Remarkable instances of the mildness of January, 1825, are recorded in the provincial and London journals. In the first week a man planting a hedge near Mansfield, in Yorkshire, found a blackbird's nest with four young ones in it. The Westmoreland Gazette states, that on the 13th a fine ripe strawberry was gathered in the garden of Mr. W. Whitehead, Storth End, near End-Moor, and about the same time a present of the same fruit ws made by Thomas Wilson, Esq. Thorns, Underbarrow, to Mr. Alderman Smith Wilson, some of them larger in bulk than the common hazel-nut. Indeed the forwardness of the season in the north appears wonderful. It is stated in the Glasgow Chronicle of the 11th, that on the 7th, bees were flying about in the garden of Rose-mount; on the 9th, the sky was without a cloud; there was scarcely a breath of wind, the blackbirds were singing as if welcoming the spring; pastures wore a fine, fresh, and healthy appearance; the wheat-braird was strong, thick in the ground, and nearly covering the soil; vegetation going on in the gardens; the usual spring flowers making their appearance; the Christmas rose, the snow-drop, the polyanthea, the single or border anemone, the hepatica in its varieties, and the mazerion were in full bloom; the Narcissus making its appearance, and the crocusses showing colour.
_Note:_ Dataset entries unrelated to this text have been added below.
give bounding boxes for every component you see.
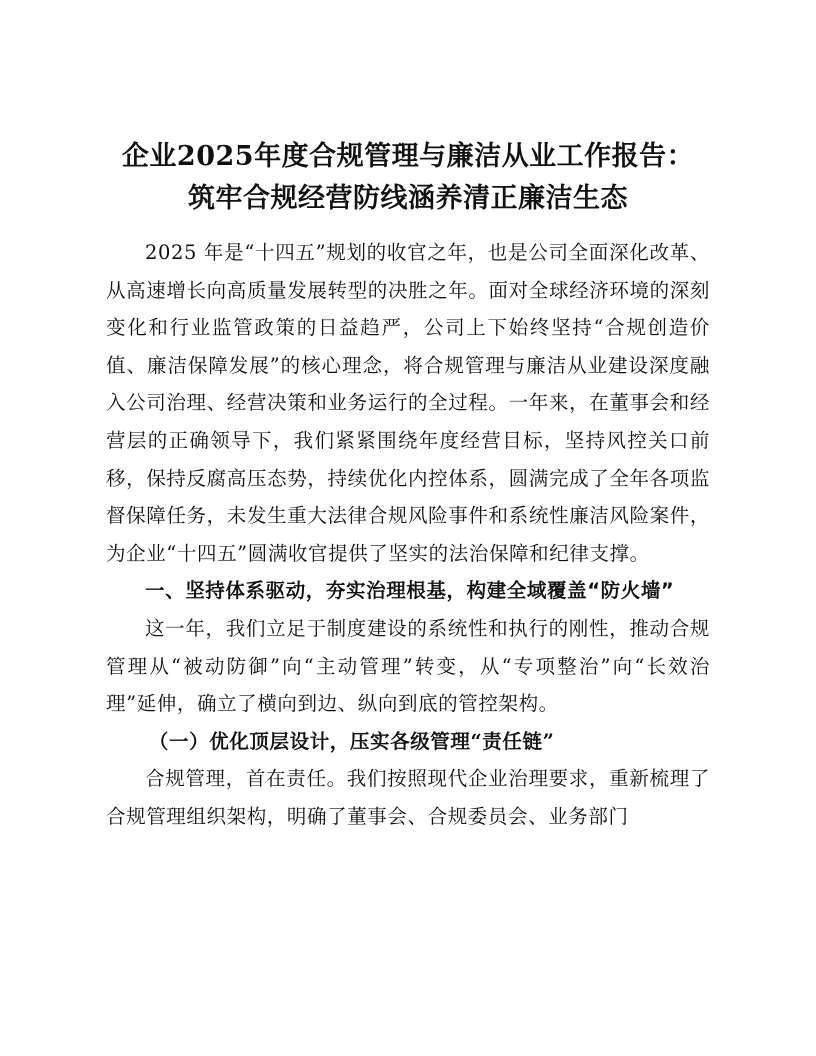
subsection-1-paragraph: 合规管理，首在责任。我们按照现代企业治理要求，重新梳理了合规管理组织架构，明确了董事会、合规委员会、业务部门 [106,767,710,828]
document-title [106,136,710,220]
subsection-heading-1: （一）优化顶层设计，压实各级管理“责任链” [148,729,555,753]
title-line-1: 企业2025年度合规管理与廉洁从业工作报告： [121,141,695,172]
intro-paragraph: 2025 年是“十四五”规划的收官之年，也是公司全面深化改革、从高速增长向高质量发展转型的决胜之年。面对全球经济环境的深刻变化和行业监管政策的日益趋严，公司上下始终坚持“合规创造价值、廉洁保障发展”的核心理念，将合规管理与廉洁从业建设深度融入公司治理、经营决策和业务运行的全过程。一年来，在董事会和经营层的正确领导下，我们紧紧围绕年度经营目标，坚持风控关口前移，保持反腐高压态势，持续优化内控体系，圆满完成了全年各项监督保障任务，未发生重大法律合规风险事件和系统性廉洁风险案件，为企业“十四五”圆满收官提供了坚实的法治保障和纪律支撑。 [106,241,710,565]
section-heading-1: 一、坚持体系驱动，夯实治理根基，构建全域覆盖“防火墙” [145,579,675,603]
title-line-2: 筑牢合规经营防线涵养清正廉洁生态 [188,183,628,214]
section-1-paragraph: 这一年，我们立足于制度建设的系统性和执行的刚性，推动合规管理从“被动防御”向“主动管理”转变，从“专项整治”向“长效治理”延伸，确立了横向到边、纵向到底的管控架构。 [106,616,710,716]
On the 11th, at six o'clock, the thermometer in Nelson-street, Glasgow, indicated 44 degrees; on the 9th, the barometer gained the extraordinary height of 31.01; on the 11th, it was at 30.8. The Sheffield Mercury represents, that within six or seven weeks preceding the middle of the month, the barometer had been lower and higher than had been remarked by any living individual in that town. On the 23rd of November it was so low as 27.5; and on the 9th of January at 11 P. M. it stood at 30.65. In the same place the following meteorological observations were made:
THERMOMETER.
TEN O'CLOCK A.M. DO. P.M.
11th . . . . . 42 . . . . . 38
12th . . . . . 43 . . . . . 37
13th . . . . . 44 . . . . . 40
14th . . . . . 44 . . . . . 43BAROMETER.
TEN O'CLOCK A.M. DO. P.M.
11th . . . . . 30.4 . . . . 30.3
12th . . . . . 30.3 . . . . 30.2
13th . . . . . 30.5 . . . . 29.9
14th . . . . . 29.5 . . . . 29.7At Paris, in the latter end of 1824, the barometer was exceedingly high, considering the bad weather that had prevailed, and the moisture of the atmosphere. There had been almost constant and incessant rain. The few intervals of fair weather, were when the wind got round a few points to the west, or the northward of west: but invariably, a few hours after, the wind again got to the southwest, and the rain commenced falling. It appeared as if a revolution had taken place in the laws of the barometer. The barometer in London was at 30.48 in May, 1824, and never rose higher during the whole year.